Demnach sollen KI-Systeme zukünftig in verschiedene Risikogruppen eingeteilt werden. Dabei gilt: Je größer die potenziellen Gefahren einer Anwendung sind, desto höher sollen die rechtlichen Anforderungen sein. Basismodelle etwa müssen Mindeststandards erfüllen wie Transparenz über Trainingsdaten. Werden jedoch „systemische Risiken“ befürchtet, sollen strengere Vorgaben gelten.

Bei der KI-Nutzung in Sicherheitsbehörden sieht das Gesetz grundsätzlich ein „hohes Risiko“ für Menschenrechtsverletzungen, genauso bei Anwendungen in der kritischen Infrastruktur sowie der Personalverwaltung. Auch Systeme, die potenziell Wahlen beeinflussen können, stehen im Fokus des Gesetzes.
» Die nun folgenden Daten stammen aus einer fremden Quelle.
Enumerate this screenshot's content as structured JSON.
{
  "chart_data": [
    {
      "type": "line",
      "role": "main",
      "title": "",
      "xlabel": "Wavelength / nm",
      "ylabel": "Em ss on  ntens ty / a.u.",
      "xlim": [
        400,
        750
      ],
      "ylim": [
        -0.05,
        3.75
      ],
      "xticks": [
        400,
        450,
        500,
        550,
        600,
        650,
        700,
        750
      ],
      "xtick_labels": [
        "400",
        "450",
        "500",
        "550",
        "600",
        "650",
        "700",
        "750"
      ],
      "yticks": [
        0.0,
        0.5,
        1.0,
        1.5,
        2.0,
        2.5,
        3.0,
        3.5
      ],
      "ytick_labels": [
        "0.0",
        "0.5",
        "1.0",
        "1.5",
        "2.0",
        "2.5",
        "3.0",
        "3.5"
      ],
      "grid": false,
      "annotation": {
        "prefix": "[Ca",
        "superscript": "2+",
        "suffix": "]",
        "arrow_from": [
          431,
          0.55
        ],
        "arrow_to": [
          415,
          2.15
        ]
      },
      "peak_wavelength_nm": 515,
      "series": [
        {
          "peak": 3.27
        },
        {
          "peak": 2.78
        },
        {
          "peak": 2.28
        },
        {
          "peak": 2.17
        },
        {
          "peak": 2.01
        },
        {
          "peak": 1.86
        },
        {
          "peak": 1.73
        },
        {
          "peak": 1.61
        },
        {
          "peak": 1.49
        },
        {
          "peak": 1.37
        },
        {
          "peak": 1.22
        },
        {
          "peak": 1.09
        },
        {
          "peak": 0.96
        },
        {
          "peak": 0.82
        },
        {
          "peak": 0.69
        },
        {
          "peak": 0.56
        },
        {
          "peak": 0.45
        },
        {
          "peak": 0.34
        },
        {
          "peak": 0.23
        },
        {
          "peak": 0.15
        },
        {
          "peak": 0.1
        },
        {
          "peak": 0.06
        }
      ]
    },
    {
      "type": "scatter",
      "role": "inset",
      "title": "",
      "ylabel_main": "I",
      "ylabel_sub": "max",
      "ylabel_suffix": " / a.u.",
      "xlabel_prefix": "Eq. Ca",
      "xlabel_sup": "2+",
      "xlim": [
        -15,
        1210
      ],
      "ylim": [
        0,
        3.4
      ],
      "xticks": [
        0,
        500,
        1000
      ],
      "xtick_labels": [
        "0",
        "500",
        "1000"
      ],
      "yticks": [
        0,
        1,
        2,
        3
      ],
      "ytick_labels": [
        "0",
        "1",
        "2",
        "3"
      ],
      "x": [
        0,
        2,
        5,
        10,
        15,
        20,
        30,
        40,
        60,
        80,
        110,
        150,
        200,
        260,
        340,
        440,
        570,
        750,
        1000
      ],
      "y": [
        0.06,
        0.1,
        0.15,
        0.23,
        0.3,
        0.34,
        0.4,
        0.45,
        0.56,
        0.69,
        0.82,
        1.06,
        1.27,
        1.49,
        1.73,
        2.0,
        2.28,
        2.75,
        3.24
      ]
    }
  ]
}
In diesen Fällen soll daher ein Mensch in letzter Instanz die Kontrolle über die Entscheidungen der KI haben. Zudem schreibt das Gesetz eine technische Dokumentation und ein System zum Risikomanagement vor. Betroffene sollen darüber hinaus bei den Behörden Beschwerde gegen die KI-Nutzung einreichen können.

Verboten werden sollen KI-Systeme, die Menschen nach Kriterien wie ihren politischen und religiösen Ansichten, ihrer sexuellen Orientierung oder der Hautfarbe in Gruppen einteilen. Außerdem werden die aus China bekannten sogenannten Sozialkredit-Systeme verboten, die auf das Verhalten oder persönliche Eigenschaften abzielen.

Unternehmen dürfen ferner KI nicht einsetzen, um die Gefühle ihrer Beschäftigten zu erfassen. Die Technologie darf zudem nicht genutzt werden, um Menschen gegen ihren Willen zu beeinflussen. Betroffene dürfen durch die Nutzung zudem nicht etwa wegen ihres Alters, einer Behinderung oder ihrer finanziellen Situation benachteiligt werden.

Die Polizei und andere Sicherheitsbehörden dürfen KI-gesteuerte Gesichtserkennung an öffentlichen Plätzen nutzen, wenn eine richterliche Anordnung vorliegt. Bei aufgezeichnetem Videomaterial darf die Technologie für die Fahndung nach Verurteilten oder Verdächtigten schwerer Straftaten verwendet werden.

Bei Echtzeit-Verfolgung des Videomaterials sind KI-Systeme auch für die Suche nach Opfern von Menschenhandel und sexueller Gewalt erlaubt. Außerdem dürfen sie die Gesichtserkennung zur „Verhinderung einer konkreten und akuten Terrorgefahr“ nutzen.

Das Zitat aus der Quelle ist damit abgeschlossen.